Elezioni 2018: lista M5S o candidato FI? Qui il Sud decide chi vince

di Alessandro Camilli
Pubblicato il 12 febbraio 2018 10:11 | Ultimo aggiornamento: 12 febbraio 2018 10:11
Elezioni 2018: lista M5S o candidato FI? Qui il Sud decide chi vince

Elezioni 2018: lista M5S o candidato FI? Qui il Sud decide chi vince

ROMA – Elezioni 2018: lista M5S o candidato Forza Italia? La risposta che gli elettori delle Regioni meridionali daranno a questa domanda deciderà chi vincerà le elezioni del 4 marzo e soprattutto se ci sarà un vincitore in termini di seggi parlamentari. E’ al Sud che si decide, in particolare nei collegi uninominali del Sud. Vediamo come e perché con l’aiuto di Roberto D’Alimonte (articolo Sole 24 Ore).

Circa due terzi del nuovo Parlamento si assegnano con metodo proporzionale, quindi sappiamo che per questa via nessun partito o coalizione avrà la maggioranza dei seggi alla Camera e al Senato, nessuno con tutta probabilità arriverà neanche al 40 per cento dei voti. Ma un terzo dei seggi si assegna nei collegi uninominali dove il primo fa 100 per cento in percentuale e gli altri fanno tutti zero. E’ per la via dei collegi uninominali-maggioritari che ci si può arrampicare alla maggioranza dei seggi in Parlamento.

Al momento gli unici che possono tentare l’arrampicata sono il quartetto Forza Italia-Lega-Fratelli d’Italia e Noi con l’Italia, insomma il Destra-Centro-Destra. Hanno in mano la gran maggioranza dei collegi uninominali al Nord. Pagano dazio relativo nel Centro. E al Sud se la giocano nei collegi uninominali appunto con M5S.

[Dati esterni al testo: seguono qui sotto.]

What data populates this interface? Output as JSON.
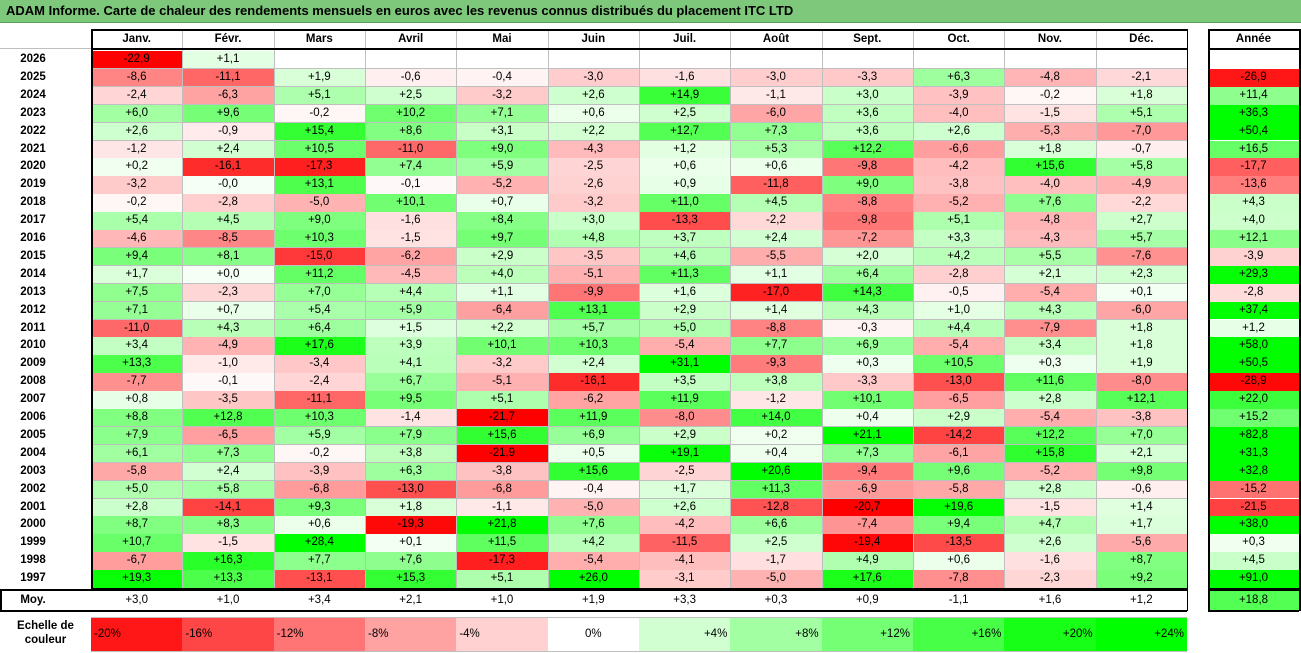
{
  "title": "ADAM Informe. Carte de chaleur des rendements mensuels en euros avec les revenus connus distribués du placement ITC LTD",
  "colors": {
    "title_bg": "#7dc87b",
    "neg_max": "#ff0000",
    "pos_max": "#00ff00",
    "neutral": "#ffffff"
  },
  "chart_data": {
    "type": "heatmap",
    "title": "ADAM Informe. Carte de chaleur des rendements mensuels en euros avec les revenus connus distribués du placement ITC LTD",
    "months": [
      "Janv.",
      "Févr.",
      "Mars",
      "Avril",
      "Mai",
      "Juin",
      "Juil.",
      "Août",
      "Sept.",
      "Oct.",
      "Nov.",
      "Déc."
    ],
    "year_header": "Année",
    "rows": [
      {
        "year": "2026",
        "values": [
          "-22,9",
          "+1,1",
          "",
          "",
          "",
          "",
          "",
          "",
          "",
          "",
          "",
          ""
        ],
        "annual": ""
      },
      {
        "year": "2025",
        "values": [
          "-8,6",
          "-11,1",
          "+1,9",
          "-0,6",
          "-0,4",
          "-3,0",
          "-1,6",
          "-3,0",
          "-3,3",
          "+6,3",
          "-4,8",
          "-2,1"
        ],
        "annual": "-26,9"
      },
      {
        "year": "2024",
        "values": [
          "-2,4",
          "-6,3",
          "+5,1",
          "+2,5",
          "-3,2",
          "+2,6",
          "+14,9",
          "-1,1",
          "+3,0",
          "-3,9",
          "-0,2",
          "+1,8"
        ],
        "annual": "+11,4"
      },
      {
        "year": "2023",
        "values": [
          "+6,0",
          "+9,6",
          "-0,2",
          "+10,2",
          "+7,1",
          "+0,6",
          "+2,5",
          "-6,0",
          "+3,6",
          "-4,0",
          "-1,5",
          "+5,1"
        ],
        "annual": "+36,3"
      },
      {
        "year": "2022",
        "values": [
          "+2,6",
          "-0,9",
          "+15,4",
          "+8,6",
          "+3,1",
          "+2,2",
          "+12,7",
          "+7,3",
          "+3,6",
          "+2,6",
          "-5,3",
          "-7,0"
        ],
        "annual": "+50,4"
      },
      {
        "year": "2021",
        "values": [
          "-1,2",
          "+2,4",
          "+10,5",
          "-11,0",
          "+9,0",
          "-4,3",
          "+1,2",
          "+5,3",
          "+12,2",
          "-6,6",
          "+1,8",
          "-0,7"
        ],
        "annual": "+16,5"
      },
      {
        "year": "2020",
        "values": [
          "+0,2",
          "-16,1",
          "-17,3",
          "+7,4",
          "+5,9",
          "-2,5",
          "+0,6",
          "+0,6",
          "-9,8",
          "-4,2",
          "+15,6",
          "+5,8"
        ],
        "annual": "-17,7"
      },
      {
        "year": "2019",
        "values": [
          "-3,2",
          "-0,0",
          "+13,1",
          "-0,1",
          "-5,2",
          "-2,6",
          "+0,9",
          "-11,8",
          "+9,0",
          "-3,8",
          "-4,0",
          "-4,9"
        ],
        "annual": "-13,6"
      },
      {
        "year": "2018",
        "values": [
          "-0,2",
          "-2,8",
          "-5,0",
          "+10,1",
          "+0,7",
          "-3,2",
          "+11,0",
          "+4,5",
          "-8,8",
          "-5,2",
          "+7,6",
          "-2,2"
        ],
        "annual": "+4,3"
      },
      {
        "year": "2017",
        "values": [
          "+5,4",
          "+4,5",
          "+9,0",
          "-1,6",
          "+8,4",
          "+3,0",
          "-13,3",
          "-2,2",
          "-9,8",
          "+5,1",
          "-4,8",
          "+2,7"
        ],
        "annual": "+4,0"
      },
      {
        "year": "2016",
        "values": [
          "-4,6",
          "-8,5",
          "+10,3",
          "-1,5",
          "+9,7",
          "+4,8",
          "+3,7",
          "+2,4",
          "-7,2",
          "+3,3",
          "-4,3",
          "+5,7"
        ],
        "annual": "+12,1"
      },
      {
        "year": "2015",
        "values": [
          "+9,4",
          "+8,1",
          "-15,0",
          "-6,2",
          "+2,9",
          "-3,5",
          "+4,6",
          "-5,5",
          "+2,0",
          "+4,2",
          "+5,5",
          "-7,6"
        ],
        "annual": "-3,9"
      },
      {
        "year": "2014",
        "values": [
          "+1,7",
          "+0,0",
          "+11,2",
          "-4,5",
          "+4,0",
          "-5,1",
          "+11,3",
          "+1,1",
          "+6,4",
          "-2,8",
          "+2,1",
          "+2,3"
        ],
        "annual": "+29,3"
      },
      {
        "year": "2013",
        "values": [
          "+7,5",
          "-2,3",
          "+7,0",
          "+4,4",
          "+1,1",
          "-9,9",
          "+1,6",
          "-17,0",
          "+14,3",
          "-0,5",
          "-5,4",
          "+0,1"
        ],
        "annual": "-2,8"
      },
      {
        "year": "2012",
        "values": [
          "+7,1",
          "+0,7",
          "+5,4",
          "+5,9",
          "-6,4",
          "+13,1",
          "+2,9",
          "+1,4",
          "+4,3",
          "+1,0",
          "+4,3",
          "-6,0"
        ],
        "annual": "+37,4"
      },
      {
        "year": "2011",
        "values": [
          "-11,0",
          "+4,3",
          "+6,4",
          "+1,5",
          "+2,2",
          "+5,7",
          "+5,0",
          "-8,8",
          "-0,3",
          "+4,4",
          "-7,9",
          "+1,8"
        ],
        "annual": "+1,2"
      },
      {
        "year": "2010",
        "values": [
          "+3,4",
          "-4,9",
          "+17,6",
          "+3,9",
          "+10,1",
          "+10,3",
          "-5,4",
          "+7,7",
          "+6,9",
          "-5,4",
          "+3,4",
          "+1,8"
        ],
        "annual": "+58,0"
      },
      {
        "year": "2009",
        "values": [
          "+13,3",
          "-1,0",
          "-3,4",
          "+4,1",
          "-3,2",
          "+2,4",
          "+31,1",
          "-9,3",
          "+0,3",
          "+10,5",
          "+0,3",
          "+1,9"
        ],
        "annual": "+50,5"
      },
      {
        "year": "2008",
        "values": [
          "-7,7",
          "-0,1",
          "-2,4",
          "+6,7",
          "-5,1",
          "-16,1",
          "+3,5",
          "+3,8",
          "-3,3",
          "-13,0",
          "+11,6",
          "-8,0"
        ],
        "annual": "-28,9"
      },
      {
        "year": "2007",
        "values": [
          "+0,8",
          "-3,5",
          "-11,1",
          "+9,5",
          "+5,1",
          "-6,2",
          "+11,9",
          "-1,2",
          "+10,1",
          "-6,5",
          "+2,8",
          "+12,1"
        ],
        "annual": "+22,0"
      },
      {
        "year": "2006",
        "values": [
          "+8,8",
          "+12,8",
          "+10,3",
          "-1,4",
          "-21,7",
          "+11,9",
          "-8,0",
          "+14,0",
          "+0,4",
          "+2,9",
          "-5,4",
          "-3,8"
        ],
        "annual": "+15,2"
      },
      {
        "year": "2005",
        "values": [
          "+7,9",
          "-6,5",
          "+5,9",
          "+7,9",
          "+15,6",
          "+6,9",
          "+2,9",
          "+0,2",
          "+21,1",
          "-14,2",
          "+12,2",
          "+7,0"
        ],
        "annual": "+82,8"
      },
      {
        "year": "2004",
        "values": [
          "+6,1",
          "+7,3",
          "-0,2",
          "+3,8",
          "-21,9",
          "+0,5",
          "+19,1",
          "+0,4",
          "+7,3",
          "-6,1",
          "+15,8",
          "+2,1"
        ],
        "annual": "+31,3"
      },
      {
        "year": "2003",
        "values": [
          "-5,8",
          "+2,4",
          "-3,9",
          "+6,3",
          "-3,8",
          "+15,6",
          "-2,5",
          "+20,6",
          "-9,4",
          "+9,6",
          "-5,2",
          "+9,8"
        ],
        "annual": "+32,8"
      },
      {
        "year": "2002",
        "values": [
          "+5,0",
          "+5,8",
          "-6,8",
          "-13,0",
          "-6,8",
          "-0,4",
          "+1,7",
          "+11,3",
          "-6,9",
          "-5,8",
          "+2,8",
          "-0,6"
        ],
        "annual": "-15,2"
      },
      {
        "year": "2001",
        "values": [
          "+2,8",
          "-14,1",
          "+9,3",
          "+1,8",
          "-1,1",
          "-5,0",
          "+2,6",
          "-12,8",
          "-20,7",
          "+19,6",
          "-1,5",
          "+1,4"
        ],
        "annual": "-21,5"
      },
      {
        "year": "2000",
        "values": [
          "+8,7",
          "+8,3",
          "+0,6",
          "-19,3",
          "+21,8",
          "+7,6",
          "-4,2",
          "+6,6",
          "-7,4",
          "+9,4",
          "+4,7",
          "+1,7"
        ],
        "annual": "+38,0"
      },
      {
        "year": "1999",
        "values": [
          "+10,7",
          "-1,5",
          "+28,4",
          "+0,1",
          "+11,5",
          "+4,2",
          "-11,5",
          "+2,5",
          "-19,4",
          "-13,5",
          "+2,6",
          "-5,6"
        ],
        "annual": "+0,3"
      },
      {
        "year": "1998",
        "values": [
          "-6,7",
          "+16,3",
          "+7,7",
          "+7,6",
          "-17,3",
          "-5,4",
          "-4,1",
          "-1,7",
          "+4,9",
          "+0,6",
          "-1,6",
          "+8,7"
        ],
        "annual": "+4,5"
      },
      {
        "year": "1997",
        "values": [
          "+19,3",
          "+13,3",
          "-13,1",
          "+15,3",
          "+5,1",
          "+26,0",
          "-3,1",
          "-5,0",
          "+17,6",
          "-7,8",
          "-2,3",
          "+9,2"
        ],
        "annual": "+91,0"
      }
    ],
    "average": {
      "label": "Moy.",
      "values": [
        "+3,0",
        "+1,0",
        "+3,4",
        "+2,1",
        "+1,0",
        "+1,9",
        "+3,3",
        "+0,3",
        "+0,9",
        "-1,1",
        "+1,6",
        "+1,2"
      ],
      "annual": "+18,8"
    },
    "scale": {
      "label_line1": "Echelle de",
      "label_line2": "couleur",
      "items": [
        {
          "label": "-20%",
          "value": -20
        },
        {
          "label": "-16%",
          "value": -16
        },
        {
          "label": "-12%",
          "value": -12
        },
        {
          "label": "-8%",
          "value": -8
        },
        {
          "label": "-4%",
          "value": -4
        },
        {
          "label": "0%",
          "value": 0
        },
        {
          "label": "+4%",
          "value": 4
        },
        {
          "label": "+8%",
          "value": 8
        },
        {
          "label": "+12%",
          "value": 12
        },
        {
          "label": "+16%",
          "value": 16
        },
        {
          "label": "+20%",
          "value": 20
        },
        {
          "label": "+24%",
          "value": 24
        }
      ]
    }
  }
}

Che farà l’elettore delle regioni meridionali? Non c’è voto disgiunto fa notare D’Alimonte. L’elettore non può votare un partito, magari M5S come gli frulla per la testa, e anche un candidato di altro partito che però lui conosce ed è del territorio in accezione sociale, culturale e, perché no, clientelare.

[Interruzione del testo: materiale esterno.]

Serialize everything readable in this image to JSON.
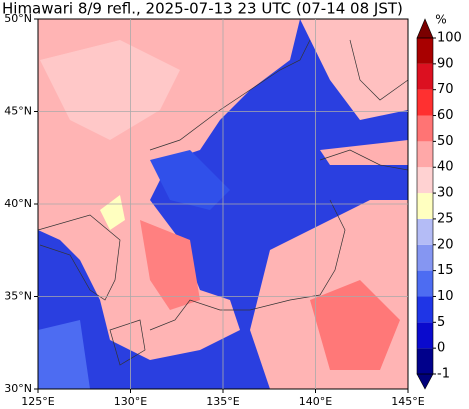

In Sicilia, quando ha avuto la possibilità del voto disgiunto, l’elettore ha dato ad M5S un voto da questo punto di vista ambiguo, grosso scarto tra il voto a Cancelleri e alla lista M5S. Facesse lo stesso il 4 di marzo darebbe praticamente tutti collegi della Sicilia al Centro Destra. Ma stavolta il voto disgiunto non c’è, l’elettore deve scegliere: il voto a M5S anche se il candidato chi lo conosce, oppure il voto al candidato del Centro Destra che è mezza istituzione e tante relazioni?

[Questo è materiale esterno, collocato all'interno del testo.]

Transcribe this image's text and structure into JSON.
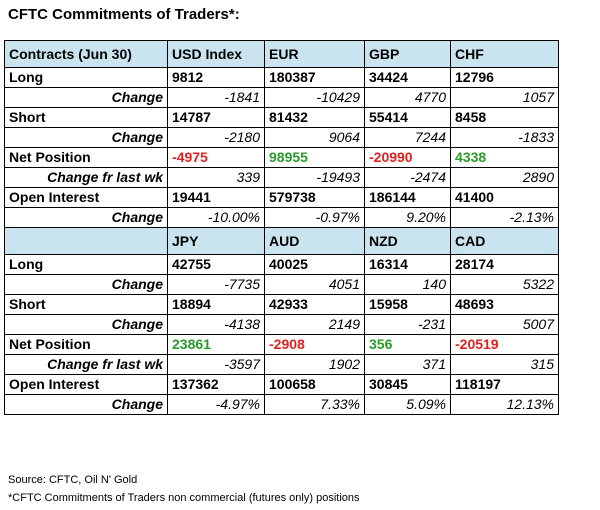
{
  "title": "CFTC Commitments of Traders*:",
  "table1": {
    "header": [
      "Contracts (Jun 30)",
      "USD Index",
      "EUR",
      "GBP",
      "CHF"
    ],
    "long": {
      "label": "Long",
      "values": [
        "9812",
        "180387",
        "34424",
        "12796"
      ]
    },
    "long_change": {
      "label": "Change",
      "values": [
        "-1841",
        "-10429",
        "4770",
        "1057"
      ]
    },
    "short": {
      "label": "Short",
      "values": [
        "14787",
        "81432",
        "55414",
        "8458"
      ]
    },
    "short_change": {
      "label": "Change",
      "values": [
        "-2180",
        "9064",
        "7244",
        "-1833"
      ]
    },
    "net": {
      "label": "Net Position",
      "values": [
        "-4975",
        "98955",
        "-20990",
        "4338"
      ]
    },
    "net_change": {
      "label": "Change fr last wk",
      "values": [
        "339",
        "-19493",
        "-2474",
        "2890"
      ]
    },
    "oi": {
      "label": "Open Interest",
      "values": [
        "19441",
        "579738",
        "186144",
        "41400"
      ]
    },
    "oi_change": {
      "label": "Change",
      "values": [
        "-10.00%",
        "-0.97%",
        "9.20%",
        "-2.13%"
      ]
    }
  },
  "table2": {
    "header": [
      "",
      "JPY",
      "AUD",
      "NZD",
      "CAD"
    ],
    "long": {
      "label": "Long",
      "values": [
        "42755",
        "40025",
        "16314",
        "28174"
      ]
    },
    "long_change": {
      "label": "Change",
      "values": [
        "-7735",
        "4051",
        "140",
        "5322"
      ]
    },
    "short": {
      "label": "Short",
      "values": [
        "18894",
        "42933",
        "15958",
        "48693"
      ]
    },
    "short_change": {
      "label": "Change",
      "values": [
        "-4138",
        "2149",
        "-231",
        "5007"
      ]
    },
    "net": {
      "label": "Net Position",
      "values": [
        "23861",
        "-2908",
        "356",
        "-20519"
      ]
    },
    "net_change": {
      "label": "Change fr last wk",
      "values": [
        "-3597",
        "1902",
        "371",
        "315"
      ]
    },
    "oi": {
      "label": "Open Interest",
      "values": [
        "137362",
        "100658",
        "30845",
        "118197"
      ]
    },
    "oi_change": {
      "label": "Change",
      "values": [
        "-4.97%",
        "7.33%",
        "5.09%",
        "12.13%"
      ]
    }
  },
  "source": "Source: CFTC, Oil N' Gold",
  "footnote": "*CFTC Commitments of Traders non commercial (futures only) positions",
  "colors": {
    "header_bg": "#c9e4ee",
    "negative": "#e62020",
    "positive": "#2a9a2a"
  }
}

Se l’elettore nei collegi uninominali del Sud sceglierà, a questo bivio, la via M5S, allora Berlusconi, Salvini, Meloni e i vari Fitto della quarta gamba non avranno la maggioranza dei seggi in Parlamento anche avendo la maggioranza relativa dei voti come coalizione. Se invece l’elettore nei collegi uninominali del Sud deciderà, farà pendere l’ago della bilancia verso i candidati del Centro Destra, allora accadrà il contrario: un vincitore delle elezioni ci sarà e sarà la quaterna Berlusconi-Salvini-Meloni e Fitto vari.